Warum Catering oft unterschätzt wird

In vielen Projektplänen für Messen taucht das Thema Verpflegung erst dann auf, wenn Technik, Standbau und Marketing bereits abgehakt sind. Das ist ein strukturelles Problem. Catering-Dienstleister brauchen Vorlaufzeit: für Genehmigungen, Kühltransporte, Personalplanung und die Abstimmung mit dem Hallenbetreiber. Wer vier Wochen vor der Messe zum ersten Mal anfängt, Angebote einzuholen, wird feststellen, dass seriöse Anbieter häufig bereits ausgebucht sind.

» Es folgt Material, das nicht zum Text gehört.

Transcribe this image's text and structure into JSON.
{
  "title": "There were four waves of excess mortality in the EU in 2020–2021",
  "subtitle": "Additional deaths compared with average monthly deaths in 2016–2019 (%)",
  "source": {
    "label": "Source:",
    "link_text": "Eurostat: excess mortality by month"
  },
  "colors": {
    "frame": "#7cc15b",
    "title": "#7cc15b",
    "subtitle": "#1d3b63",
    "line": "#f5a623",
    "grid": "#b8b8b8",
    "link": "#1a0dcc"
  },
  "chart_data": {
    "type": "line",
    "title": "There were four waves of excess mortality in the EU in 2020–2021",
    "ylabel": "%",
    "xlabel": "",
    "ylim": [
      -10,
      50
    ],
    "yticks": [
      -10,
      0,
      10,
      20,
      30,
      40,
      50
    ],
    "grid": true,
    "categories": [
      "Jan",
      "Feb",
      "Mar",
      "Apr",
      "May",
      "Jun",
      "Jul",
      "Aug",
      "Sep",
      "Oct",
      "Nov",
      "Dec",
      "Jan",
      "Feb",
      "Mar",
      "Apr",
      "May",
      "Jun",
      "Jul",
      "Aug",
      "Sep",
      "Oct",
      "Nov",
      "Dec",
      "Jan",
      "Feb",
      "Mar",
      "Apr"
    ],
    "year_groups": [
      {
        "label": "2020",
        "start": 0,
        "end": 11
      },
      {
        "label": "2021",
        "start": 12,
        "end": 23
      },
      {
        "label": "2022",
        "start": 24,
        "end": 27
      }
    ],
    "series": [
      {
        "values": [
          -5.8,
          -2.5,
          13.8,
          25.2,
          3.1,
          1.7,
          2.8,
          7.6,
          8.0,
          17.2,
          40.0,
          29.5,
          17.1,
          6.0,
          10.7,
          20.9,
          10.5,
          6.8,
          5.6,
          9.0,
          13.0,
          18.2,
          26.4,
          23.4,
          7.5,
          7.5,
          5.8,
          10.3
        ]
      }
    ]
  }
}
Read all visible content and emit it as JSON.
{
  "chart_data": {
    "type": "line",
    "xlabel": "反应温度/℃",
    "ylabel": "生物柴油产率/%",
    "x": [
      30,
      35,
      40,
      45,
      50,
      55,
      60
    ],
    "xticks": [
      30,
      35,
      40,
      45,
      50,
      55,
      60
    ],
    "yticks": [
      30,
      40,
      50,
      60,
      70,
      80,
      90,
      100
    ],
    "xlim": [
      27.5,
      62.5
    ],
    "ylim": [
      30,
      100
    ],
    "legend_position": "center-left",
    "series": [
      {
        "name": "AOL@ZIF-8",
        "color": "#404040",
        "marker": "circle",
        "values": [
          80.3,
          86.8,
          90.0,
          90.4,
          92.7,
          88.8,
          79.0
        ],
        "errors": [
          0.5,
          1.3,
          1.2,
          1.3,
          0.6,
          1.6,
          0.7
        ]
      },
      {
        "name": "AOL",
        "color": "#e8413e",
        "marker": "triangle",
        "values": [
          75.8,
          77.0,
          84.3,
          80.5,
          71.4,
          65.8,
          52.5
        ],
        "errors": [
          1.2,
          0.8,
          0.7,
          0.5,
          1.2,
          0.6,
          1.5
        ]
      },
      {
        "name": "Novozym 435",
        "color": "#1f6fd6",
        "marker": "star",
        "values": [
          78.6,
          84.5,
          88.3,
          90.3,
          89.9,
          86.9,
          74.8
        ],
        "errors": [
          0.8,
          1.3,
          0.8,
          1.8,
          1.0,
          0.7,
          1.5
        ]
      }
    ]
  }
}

Hinzu kommt, dass Messehallen keine normalen Veranstaltungsräume sind. Stromanschlüsse, Wasseranschlüsse und Entsorgungswege sind an festen Punkten verortet. Wer Liveküche oder Warmverpflegung plant, muss diese Infrastruktur frühzeitig mit dem Hallenbetreiber koordinieren. Eine nachträgliche Änderung kostet oft mehr als die gesamte ursprüngliche Kalkulation.

Hygienevorgaben und rechtlicher Rahmen

Wer gewerblich Speisen an Dritte abgibt, bewegt sich in einem klar regulierten Bereich. Die Lebensmittelhygiene-Verordnung schreibt unter anderem vor, wie Speisen gekühlt, transportiert und bereitgestellt werden müssen. Für Caterer auf Messen gilt das genauso wie für Gastronomiebetriebe. Besonders bei größeren Veranstaltungen wird das von den zuständigen Lebensmittelüberwachungsämtern kontrolliert.

Praktisch bedeutet das: Warmverpflegung muss auf mindestens 65 Grad gehalten werden, Kaltverpflegung unter 7 Grad. Wer das auf einer sechsstündigen Messe mit Fingerfood und Salatbuffets umsetzen will, braucht entsprechende Geräte und geschultes Personal. Ein Catering-Anbieter, der diese Anforderungen kennt und nachweislich erfüllt, ist kein Luxus, sondern Absicherung für den Veranstalter.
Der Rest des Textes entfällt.